Depuis plusieurs jours, le Centre de Soins et d’accouchement de Mramadoudou est bloqué par des habitants en colère. Ce centre de soins, censé être un refuge pour les mères enceintes et leurs enfants à naître, se trouve au sein d’un conflit entre des habitants en colère et les autorités de santé.
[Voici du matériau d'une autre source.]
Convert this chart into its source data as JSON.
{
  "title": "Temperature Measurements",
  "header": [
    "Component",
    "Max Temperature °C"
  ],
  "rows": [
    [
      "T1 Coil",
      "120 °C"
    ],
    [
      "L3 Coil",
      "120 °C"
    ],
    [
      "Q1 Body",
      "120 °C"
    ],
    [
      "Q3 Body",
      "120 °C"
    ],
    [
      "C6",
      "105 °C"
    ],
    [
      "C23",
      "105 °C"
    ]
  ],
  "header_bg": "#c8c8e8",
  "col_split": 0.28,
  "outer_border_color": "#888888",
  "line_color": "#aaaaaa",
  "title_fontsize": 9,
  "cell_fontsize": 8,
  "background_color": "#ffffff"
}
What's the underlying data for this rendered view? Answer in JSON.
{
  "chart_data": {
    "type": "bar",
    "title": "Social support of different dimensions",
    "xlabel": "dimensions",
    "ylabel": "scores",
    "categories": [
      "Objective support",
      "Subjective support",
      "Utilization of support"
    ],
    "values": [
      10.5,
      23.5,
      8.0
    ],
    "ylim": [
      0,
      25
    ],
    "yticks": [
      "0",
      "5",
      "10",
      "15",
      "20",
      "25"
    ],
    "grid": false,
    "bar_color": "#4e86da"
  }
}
En effet, depuis plusieurs semaines, accoucher à Mramadoudou, comme à Dzoumogné, n’est plus possible, faute de sages-femmes, seules certaines consultations et la prise en charge des suites de couches sont encore réalisées.
Mais suite à la mort présumée d’un bébé, des habitants ont protesté en dénonçant l’incapacité des autorités sanitaires à fournir des services d’accouchement à Mramadoudou, en bloquant le centre de soins.
Un manque crucial de sages-femmes à Mayotte
Au coeur de cette protestation, réside surtout un manque significatif de sages-femmes à Mayotte. Alors que le territoire a été confronté à de nombreuses crises, les violences urbaines et les événements sociaux du mois dernier symbolisés par des barrages, ont accentué les départs et projets de départs au sein de la communauté médicale et para-médicale.
En effet, cette diminution du personnel médical découle principalement du contexte qui sévit sur l’île, rendant difficile le recrutement et le maintien du personnel qualifié. De plus, lors des barrages du mois de février dernier, de nombreux professionnels de santé ont dû se battre pour franchir les barrages des manifestants alors qu’ils se rendaient sur leur lieu de travail ou qu’ils en revenaient. Une sage-femme sur le départ explique : « J’aime Mayotte et mes patients mais après toutes ces crises, en plein barrages, se faire insulter, être accusée de faire accoucher des comoriennes, devoir juste batailler pour soigner, c’est inadmissible (…) c’est pour toutes ces raisons que je pars ». Cette sage-femme fait partie des 13 sages-femmes ayant actuellement signifié leur souhait de ne pas renouveler leur contrat de travail au CHM.
Les raisons de cette crise du personnel para-médical et médical sont en effet multiples. Tout d’abord, les conditions de travail difficiles et le contexte des violences qui règne dans l’île, dissuadent de nombreux professionnels de santé de rester en poste. Le manque de sécurité et les tensions sociales rendent l’environnement de travail peu attractif, poussent les salariés à chercher d’autres opportunités ailleurs.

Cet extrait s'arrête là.